I have been most heavily influenced by Lemony Snicket, Sei Shonagon, Kurt Vonnegut, and Ralph Waldo Emerson in all my readings. For the purposes of this week’s DP Challenge I’m choosing to imitate (rather strictly in this case) Margaret Atwood, whose usage of detail and subtlety really motivate me to become a better writer.
by Margaret Atwood
I was given a voice. That’s what people said about me. I cultivated my voice, because it would be a shame to waste such a gift. [The rest can be found here.]
I was given a heart. That’s what people said. I carried it close, because it would be a shame to waste such a gift.
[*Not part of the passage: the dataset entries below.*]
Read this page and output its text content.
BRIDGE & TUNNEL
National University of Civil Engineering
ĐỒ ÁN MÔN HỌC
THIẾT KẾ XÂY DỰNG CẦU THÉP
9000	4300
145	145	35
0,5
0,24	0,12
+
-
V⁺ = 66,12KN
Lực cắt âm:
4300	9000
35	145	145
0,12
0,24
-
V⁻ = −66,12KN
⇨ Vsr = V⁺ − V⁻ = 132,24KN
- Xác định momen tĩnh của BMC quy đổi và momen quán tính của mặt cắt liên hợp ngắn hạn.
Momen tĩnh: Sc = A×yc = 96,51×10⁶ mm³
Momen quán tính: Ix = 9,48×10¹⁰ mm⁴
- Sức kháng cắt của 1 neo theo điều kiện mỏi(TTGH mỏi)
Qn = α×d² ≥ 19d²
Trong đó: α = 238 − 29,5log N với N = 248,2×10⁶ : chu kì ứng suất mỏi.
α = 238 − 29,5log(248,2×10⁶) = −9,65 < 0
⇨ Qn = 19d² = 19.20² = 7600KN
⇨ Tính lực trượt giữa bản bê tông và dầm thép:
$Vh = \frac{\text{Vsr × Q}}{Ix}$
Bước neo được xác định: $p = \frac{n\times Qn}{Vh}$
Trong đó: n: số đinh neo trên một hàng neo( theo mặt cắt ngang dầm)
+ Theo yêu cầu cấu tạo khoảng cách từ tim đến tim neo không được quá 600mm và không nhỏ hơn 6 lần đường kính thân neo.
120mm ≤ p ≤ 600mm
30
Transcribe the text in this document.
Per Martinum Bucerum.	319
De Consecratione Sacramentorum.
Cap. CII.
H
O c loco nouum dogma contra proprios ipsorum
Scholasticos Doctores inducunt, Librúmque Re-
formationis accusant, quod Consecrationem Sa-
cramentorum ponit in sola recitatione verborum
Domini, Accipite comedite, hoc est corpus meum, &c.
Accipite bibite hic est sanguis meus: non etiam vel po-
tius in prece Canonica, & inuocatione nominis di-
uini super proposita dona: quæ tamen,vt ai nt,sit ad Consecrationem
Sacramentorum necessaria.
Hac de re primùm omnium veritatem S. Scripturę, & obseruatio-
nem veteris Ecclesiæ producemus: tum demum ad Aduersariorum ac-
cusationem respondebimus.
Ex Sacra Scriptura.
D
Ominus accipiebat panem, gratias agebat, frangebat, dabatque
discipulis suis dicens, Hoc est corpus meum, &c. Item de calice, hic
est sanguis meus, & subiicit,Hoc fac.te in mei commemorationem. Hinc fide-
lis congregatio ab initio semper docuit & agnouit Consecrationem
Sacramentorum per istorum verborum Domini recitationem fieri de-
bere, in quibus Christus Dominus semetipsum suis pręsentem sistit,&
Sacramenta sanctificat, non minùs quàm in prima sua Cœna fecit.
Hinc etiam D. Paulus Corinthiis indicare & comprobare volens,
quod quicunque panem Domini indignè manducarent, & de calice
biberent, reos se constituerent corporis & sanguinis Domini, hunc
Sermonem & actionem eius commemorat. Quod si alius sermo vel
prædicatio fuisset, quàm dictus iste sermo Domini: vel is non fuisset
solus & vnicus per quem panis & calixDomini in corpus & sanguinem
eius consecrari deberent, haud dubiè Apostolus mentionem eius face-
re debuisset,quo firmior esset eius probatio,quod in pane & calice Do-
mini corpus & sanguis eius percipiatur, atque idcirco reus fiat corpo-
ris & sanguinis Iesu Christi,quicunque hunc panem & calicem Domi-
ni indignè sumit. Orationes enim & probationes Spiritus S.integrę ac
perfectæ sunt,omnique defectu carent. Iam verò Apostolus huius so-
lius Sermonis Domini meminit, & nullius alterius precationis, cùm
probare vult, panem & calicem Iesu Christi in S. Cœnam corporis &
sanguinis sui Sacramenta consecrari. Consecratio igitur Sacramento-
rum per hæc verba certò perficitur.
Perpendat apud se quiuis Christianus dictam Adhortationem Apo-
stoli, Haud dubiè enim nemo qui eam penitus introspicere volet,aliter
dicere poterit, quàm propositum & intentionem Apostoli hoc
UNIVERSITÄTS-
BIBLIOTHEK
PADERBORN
I pictured this heart as a fragile thing, susceptible to scuffs and breakage, something that would shine with good care. I made sure to keep it safe, away from careless hands and commotion, polishing it every night. I breathed over its surface and wiped away the condensation again and again. I cradled it like a child; I ordered it to stay still. I covered it in scarves so it wouldn’t fade in the harsh light. I protected it, I saved it, I watched it crystallize and harden like sugar on a string. The heart gained strength. People said I had a mighty heart. It grew unwieldy, and soon everyone could see it.
My heart was on display. People gossiped about it. Artists scrambled for their pencils at the sight of it. Some demanded it. I lent it to others with reluctant hands like it was a favorite book. The more people I met, the more my heart was passed around. Some held it to the light and turned it so. Some chose to play with it, and I did not deny them. Some dropped it and acted as if I couldn’t tell. What I didn’t know was that I would not be able to wipe away the smears of countless fingerprints on its surface.
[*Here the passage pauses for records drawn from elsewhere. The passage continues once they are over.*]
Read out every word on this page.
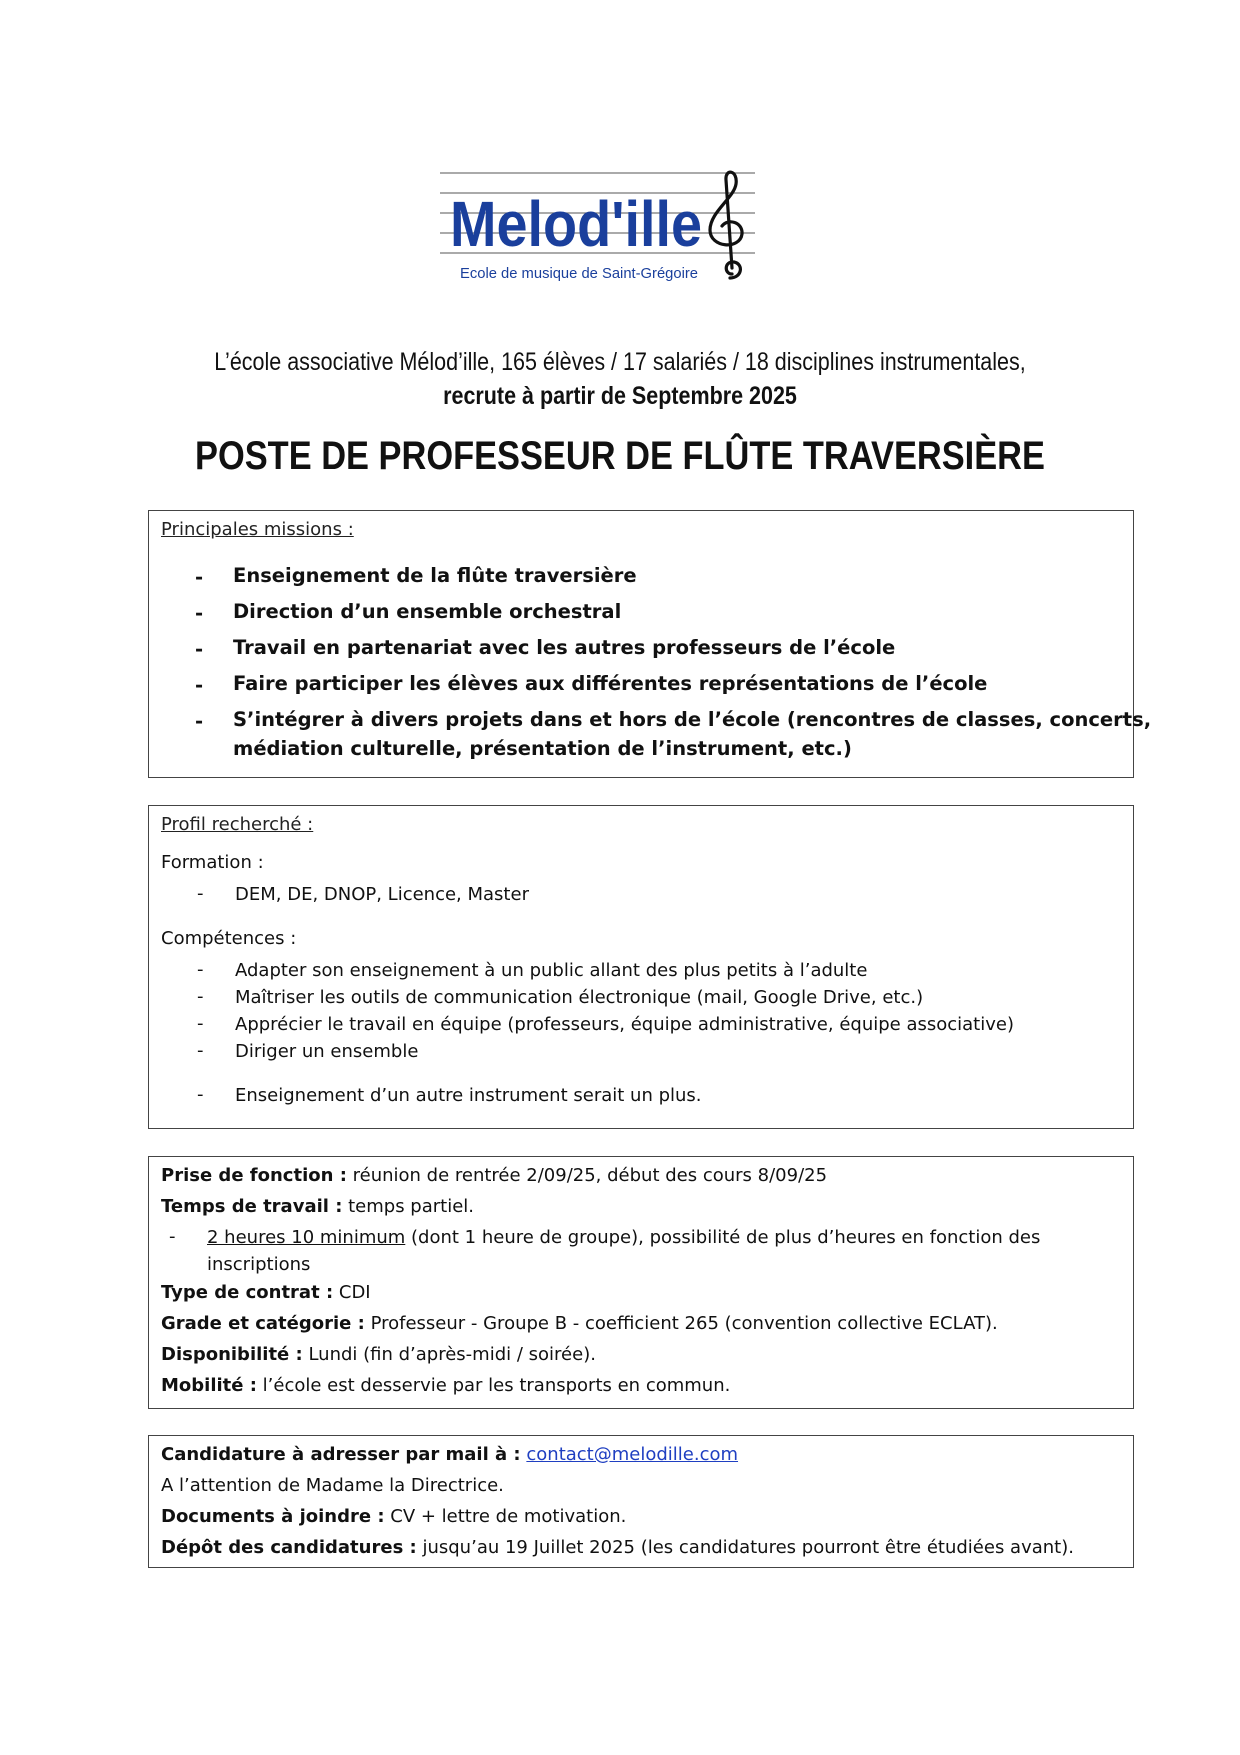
Melod'ille
Ecole de musique de Saint-Grégoire
L’école associative Mélod’ille, 165 élèves / 17 salariés / 18 disciplines instrumentales,
recrute à partir de Septembre 2025
POSTE DE PROFESSEUR DE FLÛTE TRAVERSIÈRE
Principales missions :
- Enseignement de la flûte traversière
- Direction d’un ensemble orchestral
- Travail en partenariat avec les autres professeurs de l’école
- Faire participer les élèves aux différentes représentations de l’école
- S’intégrer à divers projets dans et hors de l’école (rencontres de classes, concerts,
médiation culturelle, présentation de l’instrument, etc.)
Profil recherché :
Formation :
- DEM, DE, DNOP, Licence, Master
Compétences :
- Adapter son enseignement à un public allant des plus petits à l’adulte
- Maîtriser les outils de communication électronique (mail, Google Drive, etc.)
- Apprécier le travail en équipe (professeurs, équipe administrative, équipe associative)
- Diriger un ensemble
- Enseignement d’un autre instrument serait un plus.
Prise de fonction : réunion de rentrée 2/09/25, début des cours 8/09/25
Temps de travail : temps partiel.
- 2 heures 10 minimum (dont 1 heure de groupe), possibilité de plus d’heures en fonction des
inscriptions
Type de contrat : CDI
Grade et catégorie : Professeur - Groupe B - coefficient 265 (convention collective ECLAT).
Disponibilité : Lundi (fin d’après-midi / soirée).
Mobilité : l’école est desservie par les transports en commun.
Candidature à adresser par mail à : contact@melodille.com
A l’attention de Madame la Directrice.
Documents à joindre : CV + lettre de motivation.
Dépôt des candidatures : jusqu’au 19 Juillet 2025 (les candidatures pourront être étudiées avant).
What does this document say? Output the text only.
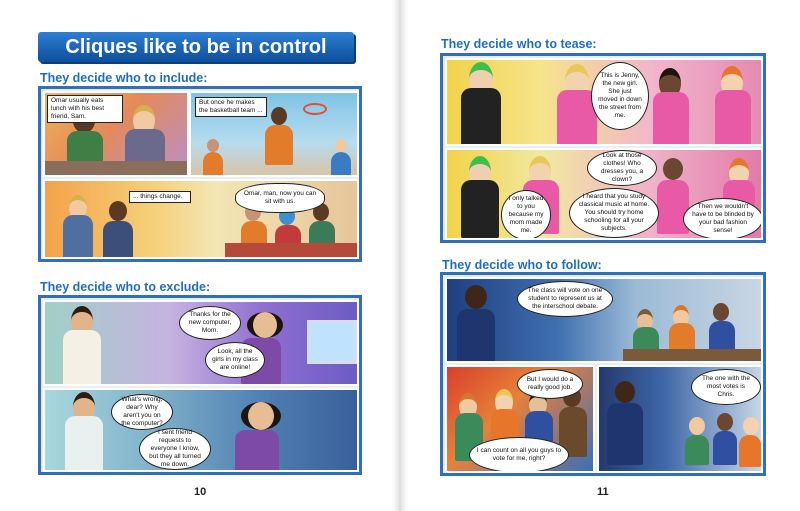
Cliques like to be in control
They decide who to include:
Omar usually eats lunch with his best friend, Sam.
But once he makes the basketball team ...
... things change.	Omar, man, now you can sit with us.
They decide who to exclude:
Thanks for the new computer, Mom.
Look, all the girls in my class are online!
What's wrong, dear? Why aren't you on the computer?
I sent friend requests to everyone I know, but they all turned me down.
10
They decide who to tease:
This is Jenny, the new girl. She just moved in down the street from me.
I only talked to you because my mom made me.
Look at those clothes! Who dresses you, a clown?
I heard that you study classical music at home. You should try home schooling for all your subjects.
Then we wouldn't have to be blinded by your bad fashion sense!
They decide who to follow:
The class will vote on one student to represent us at the interschool debate.
But I would do a really good job.
I can count on all you guys to vote for me, right?
The one with the most votes is Chris.
11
Then, as hearts do, it would start to crack open. Finally it would shatter in my hands, and I would be left alone–off-balance, dull, muted. It’s beginning to happen, the breaking. Only I have noticed it so far. My light is dimmer, everything is dimmer without its usual radiance. I toss my heart up in the air hoping people won’t notice the dark. I come out only in the day and enjoy what external warmth I can. In short, I was afraid.
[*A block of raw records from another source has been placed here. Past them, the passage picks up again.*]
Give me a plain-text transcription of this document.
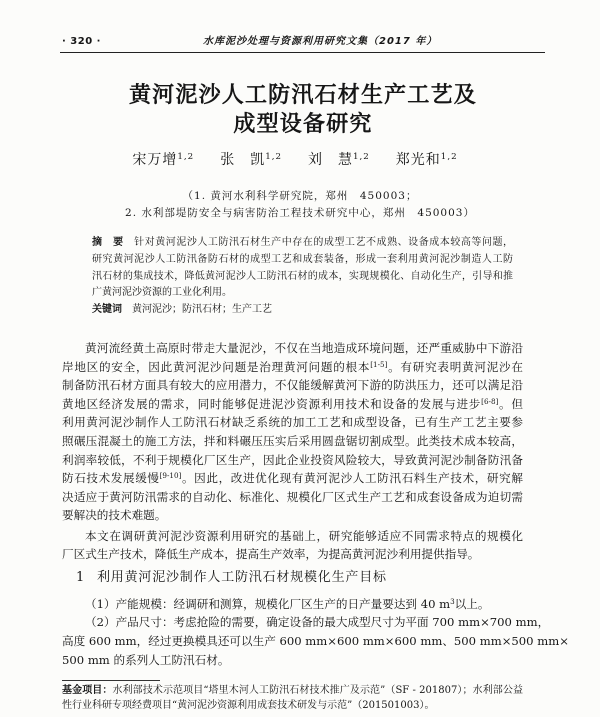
· 320 ·	水库泥沙处理与资源利用研究文集（2017 年）
黄河泥沙人工防汛石材生产工艺及
成型设备研究
宋万增$^{1,2}$ 张　凯$^{1,2}$ 刘　慧$^{1,2}$ 郑光和$^{1,2}$
（1. 黄河水利科学研究院，郑州　450003；
2. 水利部堤防安全与病害防治工程技术研究中心，郑州　450003）
摘　要 针对黄河泥沙人工防汛石材生产中存在的成型工艺不成熟、设备成本较高等问题，
研究黄河泥沙人工防汛备防石材的成型工艺和成套装备，形成一套利用黄河泥沙制造人工防
汛石材的集成技术，降低黄河泥沙人工防汛石材的成本，实现规模化、自动化生产，引导和推
广黄河泥沙资源的工业化利用。
关键词 黄河泥沙；防汛石材；生产工艺
黄河流经黄土高原时带走大量泥沙，不仅在当地造成环境问题，还严重威胁中下游沿
岸地区的安全，因此黄河泥沙问题是治理黄河问题的根本[1-5]。有研究表明黄河泥沙在
制备防汛石材方面具有较大的应用潜力，不仅能缓解黄河下游的防洪压力，还可以满足沿
黄地区经济发展的需求，同时能够促进泥沙资源利用技术和设备的发展与进步[6-8]。但
利用黄河泥沙制作人工防汛石材缺乏系统的加工工艺和成型设备，已有生产工艺主要参
照碾压混凝土的施工方法，拌和料碾压压实后采用圆盘锯切割成型。此类技术成本较高，
利润率较低，不利于规模化厂区生产，因此企业投资风险较大，导致黄河泥沙制备防汛备
防石技术发展缓慢[9-10]。因此，改进优化现有黄河泥沙人工防汛石料生产技术，研究解
决适应于黄河防汛需求的自动化、标准化、规模化厂区式生产工艺和成套设备成为迫切需
要解决的技术难题。
本文在调研黄河泥沙资源利用研究的基础上，研究能够适应不同需求特点的规模化
厂区式生产技术，降低生产成本，提高生产效率，为提高黄河泥沙利用提供指导。
1 利用黄河泥沙制作人工防汛石材规模化生产目标
（1）产能规模：经调研和测算，规模化厂区生产的日产量要达到 40 $m^3$以上。
（2）产品尺寸：考虑抢险的需要，确定设备的最大成型尺寸为平面 700 mm×700 mm，
高度 600 mm，经过更换模具还可以生产 600 mm×600 mm×600 mm、500 mm×500 mm×
500 mm 的系列人工防汛石材。
基金项目：水利部技术示范项目“塔里木河人工防汛石材技术推广及示范”（SF - 201807）；水利部公益
性行业科研专项经费项目“黄河泥沙资源利用成套技术研发与示范”（201501003）。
Now it’s evening; streetlamps blink to life, chatter spills onto the streets. We sit by the window, my heart and I; or rather I sat, because my heart demanded to be held. It was always in someone’s hands. We are savoring the stillness of the quiet together. How much longer do I have? My heart has no sense of time. I’ve cradled and cherished it the best I could, but it’s only a heart, it doesn’t know one pair of hands from the next.
Though it’s begun to fall apart, my heart is still as needy as ever. It’s supposed to help me love others but it can’t even love itself. It’ll switch hands over and over and over again no matter how many times its thrown against the wall or kicked into the gutter. It won’t stop until it’s ground to dust.
Soon it will be time for us to go out. We’ll emerge smiling together. I’ll give it a quick polish and a quick kiss before it will start to roll off my fingertips. When it returns more bruised than before it’ll again settle in my chest like a dark anchor, freezing me where I stand.